Les had read about a great breakfast joint frequented by locals called Kitchen Little on Chowhound, and the chatter was all about the tasty food and long lines because the restaurant is so named not just as a pun but for it’s size. We had cased the joint the day before and it was the size of a chicken coop. The order came down the chain of command: must be up by 7am and arrive at the restaurant at 8am. You might scoff at this but for the lot of us, getting five people with varying waking aptitudes out the door by 8am and on a weekend no less, would be a herculean effort. Thankfully enough, the need for beauty sleep was trumped by the fear of a long line and empty bellies and through fits and starts, we straggled to Kitchen Little at the appointed hour and got ourselves a picturesque seat by the river for an al fresco breakfast.
If the crisp coolness of a fall morning did not wake us up, the food certainly did. They had a scramble called Portuguese Fisherman which featured chorizo, linguiça, and jalapeño that was a hot, spicy mess. The corned beef hash and home fries were awesome, as was the crabmeat and asparagus eggs benedict. We were rolling over in eggstacy (that’s their motto), it was so good we made plans to return again the next morning, once again sacrificing sleep for food.
After breakfast, we headed over to the Mystic Aquarium to hang out with some fish and sea lions. Did you know that one of the differences between sea lions and seals is that you can see the sea lions ears? File that one away for Jeopardy. We also spotted Nemo and friends hanging out in a tank, trying to escape. They are so small and cute!
The other big thing to do in Mystic (besides eat) was the Seaport, which features exhibits about the shipbuilding and marine industries that was once the bedrock of Connecticut’s booming economy. It’s a fun place for kids with various olde tyme shops, a real whaling vessel docked at port and a giant half-finished ship. Part of the whaling vessel display included slabs and slabs of dried salted fish that the sailors reconstituted and ate while at sea. I know they were real because I picked one up and gave it a sniff. You can’t engineer the smell of dried fish for the sake of an exhibit. I wonder if there are visitors who actually sneak a filet into their bags and take it home. Disclaimer: I did not take home any souvenirs!! They were just lying out there in the sun and all the elements for who knows how long and manhandled by curious folks like me. No amount of cooking can erase that history.

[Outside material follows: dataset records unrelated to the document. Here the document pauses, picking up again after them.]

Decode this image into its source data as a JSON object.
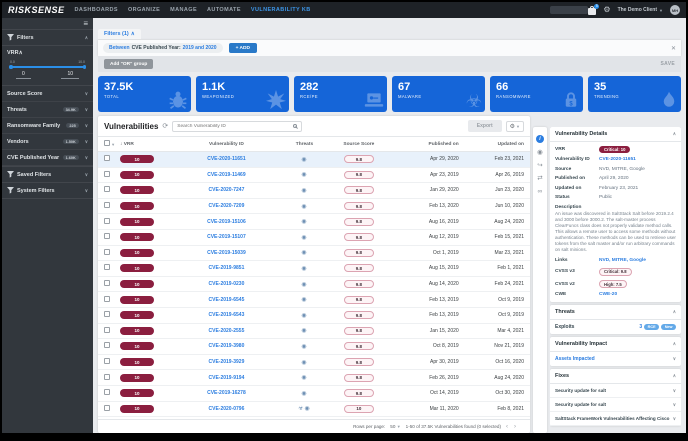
{
  "icon_glyphs": {
    "target-threat-icon": "◉",
    "malware-threat-icon": "☣"
  },
  "nav": {
    "logo": "RISKSENSE",
    "items": [
      {
        "label": "DASHBOARDS"
      },
      {
        "label": "ORGANIZE"
      },
      {
        "label": "MANAGE"
      },
      {
        "label": "AUTOMATE"
      },
      {
        "label": "VULNERABILITY KB",
        "active": true
      }
    ],
    "cart_badge": "5",
    "client": "The Demo Client",
    "avatar": "MH"
  },
  "sidebar": {
    "filters_title": "Filters",
    "vrr": {
      "label": "VRR",
      "min": "0.0",
      "max": "10.0",
      "from": "0",
      "to": "10"
    },
    "facets": [
      {
        "label": "Source Score",
        "count": ""
      },
      {
        "label": "Threats",
        "count": "34.9K"
      },
      {
        "label": "Ransomware Family",
        "count": "225"
      },
      {
        "label": "Vendors",
        "count": "1.50K"
      },
      {
        "label": "CVE Published Year",
        "count": "1.60K"
      }
    ],
    "saved_filters": "Saved Filters",
    "system_filters": "System Filters"
  },
  "filters": {
    "tab": "Filters (1)",
    "chip": {
      "operator": "Between",
      "field": "CVE Published Year:",
      "value": "2019 and 2020"
    },
    "add": "+ ADD",
    "or_group": "Add \"OR\" group",
    "save": "SAVE"
  },
  "stats": [
    {
      "value": "37.5K",
      "label": "TOTAL"
    },
    {
      "value": "1.1K",
      "label": "WEAPONIZED"
    },
    {
      "value": "282",
      "label": "RCE/PE"
    },
    {
      "value": "67",
      "label": "MALWARE"
    },
    {
      "value": "66",
      "label": "RANSOMWARE"
    },
    {
      "value": "35",
      "label": "TRENDING"
    }
  ],
  "table": {
    "title": "Vulnerabilities",
    "search_placeholder": "Search Vulnerability ID",
    "export": "Export",
    "columns": {
      "vrr": "VRR",
      "id": "Vulnerability ID",
      "threats": "Threats",
      "score": "Source Score",
      "published": "Published on",
      "updated": "Updated on"
    },
    "rows": [
      {
        "vrr": "10",
        "id": "CVE-2020-11651",
        "threats": [
          "target-threat-icon"
        ],
        "score": "9.8",
        "published": "Apr 29, 2020",
        "updated": "Feb 23, 2021",
        "selected": true
      },
      {
        "vrr": "10",
        "id": "CVE-2019-11469",
        "threats": [
          "target-threat-icon"
        ],
        "score": "9.8",
        "published": "Apr 23, 2019",
        "updated": "Apr 26, 2019"
      },
      {
        "vrr": "10",
        "id": "CVE-2020-7247",
        "threats": [
          "target-threat-icon"
        ],
        "score": "9.8",
        "published": "Jan 29, 2020",
        "updated": "Jun 23, 2020"
      },
      {
        "vrr": "10",
        "id": "CVE-2020-7209",
        "threats": [
          "target-threat-icon"
        ],
        "score": "9.8",
        "published": "Feb 13, 2020",
        "updated": "Jun 10, 2020"
      },
      {
        "vrr": "10",
        "id": "CVE-2019-15106",
        "threats": [
          "target-threat-icon"
        ],
        "score": "9.8",
        "published": "Aug 16, 2019",
        "updated": "Aug 24, 2020"
      },
      {
        "vrr": "10",
        "id": "CVE-2019-15107",
        "threats": [
          "target-threat-icon"
        ],
        "score": "9.8",
        "published": "Aug 12, 2019",
        "updated": "Feb 15, 2021"
      },
      {
        "vrr": "10",
        "id": "CVE-2019-15039",
        "threats": [
          "target-threat-icon"
        ],
        "score": "9.8",
        "published": "Oct 1, 2019",
        "updated": "Mar 23, 2021"
      },
      {
        "vrr": "10",
        "id": "CVE-2019-9851",
        "threats": [
          "target-threat-icon"
        ],
        "score": "9.8",
        "published": "Aug 15, 2019",
        "updated": "Feb 1, 2021"
      },
      {
        "vrr": "10",
        "id": "CVE-2019-0230",
        "threats": [
          "target-threat-icon"
        ],
        "score": "9.8",
        "published": "Aug 14, 2020",
        "updated": "Feb 24, 2021"
      },
      {
        "vrr": "10",
        "id": "CVE-2019-6545",
        "threats": [
          "target-threat-icon"
        ],
        "score": "9.8",
        "published": "Feb 13, 2019",
        "updated": "Oct 9, 2019"
      },
      {
        "vrr": "10",
        "id": "CVE-2019-6543",
        "threats": [
          "target-threat-icon"
        ],
        "score": "9.8",
        "published": "Feb 13, 2019",
        "updated": "Oct 9, 2019"
      },
      {
        "vrr": "10",
        "id": "CVE-2020-2555",
        "threats": [
          "target-threat-icon"
        ],
        "score": "9.8",
        "published": "Jan 15, 2020",
        "updated": "Mar 4, 2021"
      },
      {
        "vrr": "10",
        "id": "CVE-2019-3980",
        "threats": [
          "target-threat-icon"
        ],
        "score": "9.8",
        "published": "Oct 8, 2019",
        "updated": "Nov 21, 2019"
      },
      {
        "vrr": "10",
        "id": "CVE-2019-3929",
        "threats": [
          "target-threat-icon"
        ],
        "score": "9.8",
        "published": "Apr 30, 2019",
        "updated": "Oct 16, 2020"
      },
      {
        "vrr": "10",
        "id": "CVE-2019-9194",
        "threats": [
          "target-threat-icon"
        ],
        "score": "9.8",
        "published": "Feb 26, 2019",
        "updated": "Aug 24, 2020"
      },
      {
        "vrr": "10",
        "id": "CVE-2019-16278",
        "threats": [
          "target-threat-icon"
        ],
        "score": "9.8",
        "published": "Oct 14, 2019",
        "updated": "Oct 30, 2020"
      },
      {
        "vrr": "10",
        "id": "CVE-2020-0796",
        "threats": [
          "malware-threat-icon",
          "target-threat-icon"
        ],
        "score": "10",
        "published": "Mar 11, 2020",
        "updated": "Feb 8, 2021"
      }
    ],
    "footer": {
      "rows_label": "Rows per page:",
      "rows_value": "50",
      "summary": "1-50 of 37.5K Vulnerabilities found (0 selected)"
    }
  },
  "details": {
    "title": "Vulnerability Details",
    "vrr_label": "VRR",
    "vrr_badge": "Critical: 10",
    "id_label": "Vulnerability ID",
    "id": "CVE-2020-11651",
    "source_label": "Source",
    "source": "NVD, MITRE, Google",
    "published_label": "Published on",
    "published": "April 29, 2020",
    "updated_label": "Updated on",
    "updated": "February 23, 2021",
    "status_label": "Status",
    "status": "Public",
    "description_label": "Description",
    "description": "An issue was discovered in SaltStack Salt before 2019.2.4 and 3000 before 3000.2. The salt-master process ClearFuncs class does not properly validate method calls. This allows a remote user to access some methods without authentication. These methods can be used to retrieve user tokens from the salt master and/or run arbitrary commands on salt minions.",
    "links_label": "Links",
    "links": "NVD, MITRE, Google",
    "cvss3_label": "CVSS v3",
    "cvss3_badge": "Critical: 9.8",
    "cvss2_label": "CVSS v2",
    "cvss2_badge": "High: 7.5",
    "cwe_label": "CWE",
    "cwe": "CWE-20"
  },
  "threats_panel": {
    "title": "Threats",
    "exploits_label": "Exploits",
    "count": "3",
    "badges": [
      "RCE",
      "New"
    ]
  },
  "impact_panel": {
    "title": "Vulnerability Impact",
    "link": "Assets Impacted"
  },
  "fixes_panel": {
    "title": "Fixes",
    "items": [
      "Security update for salt",
      "Security update for salt",
      "SaltStack FrameWork Vulnerabilities Affecting Cisco"
    ]
  }
}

Again, Mystic Seaport is mostly a destination for people with kids and people who like ships. I was really interested in seeing one of the old houses that still had the original furniture and other household implements. I had imagined old homes to be small and cramped but the rooms were rather spacious and bright. I could be happy in one of those homes provided they install indoor plumbing. But I digress. The real reason we went to the Seaport was for their Fish and Ships seafood festival which turned out to be really disappointing. There wasn’t much if anything in the way of fish/seafood or even a festival atmosphere so I’m not going to talk about it.

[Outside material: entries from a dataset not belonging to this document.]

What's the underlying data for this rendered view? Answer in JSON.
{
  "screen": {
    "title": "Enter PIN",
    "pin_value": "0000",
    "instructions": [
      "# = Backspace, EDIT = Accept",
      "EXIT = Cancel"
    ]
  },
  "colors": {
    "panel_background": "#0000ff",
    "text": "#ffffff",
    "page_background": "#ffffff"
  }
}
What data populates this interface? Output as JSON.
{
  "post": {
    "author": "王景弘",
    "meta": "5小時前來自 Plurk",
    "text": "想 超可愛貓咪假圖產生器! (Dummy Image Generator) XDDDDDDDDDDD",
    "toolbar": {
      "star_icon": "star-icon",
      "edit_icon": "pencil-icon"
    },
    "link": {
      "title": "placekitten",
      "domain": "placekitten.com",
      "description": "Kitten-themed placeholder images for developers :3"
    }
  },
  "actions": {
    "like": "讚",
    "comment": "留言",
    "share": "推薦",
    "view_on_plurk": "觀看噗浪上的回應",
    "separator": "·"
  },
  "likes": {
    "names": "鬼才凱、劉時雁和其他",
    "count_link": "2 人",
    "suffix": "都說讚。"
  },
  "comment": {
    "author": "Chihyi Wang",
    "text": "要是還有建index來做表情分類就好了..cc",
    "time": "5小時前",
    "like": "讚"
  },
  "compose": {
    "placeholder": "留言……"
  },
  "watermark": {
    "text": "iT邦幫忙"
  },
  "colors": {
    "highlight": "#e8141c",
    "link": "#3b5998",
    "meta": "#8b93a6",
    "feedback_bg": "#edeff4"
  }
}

We ended up heading over to downtown and I took a brief stroll down along the river and was caught sight of the drawbridge being opened to allow boats to pass, which was really fascinating. My friends know I’m completely enamored with bridges of any ilk. It also just happened to be trending towards dusk and the sky was clear and the light had that lovely glow of fall that I love so much. Postcard perfect.
Dinner was, surprise, more seafood at a place called Noah’s in Stonington, a town just a breath away from Mystic. The food was great and supposedly the best dish of the night belonged to JN who ordered shortribs, the result being that he had a hard time keeping his wife’s fork away from it. Since he was seated at the far end of the table from, my own fork could not reach so I’ll just have to take Les’ word for it. Save room for dessert because they make it all from scratch and it shows.
So our last night in Mystic ended with another great meal and sweet dreams of good eats the morning to come.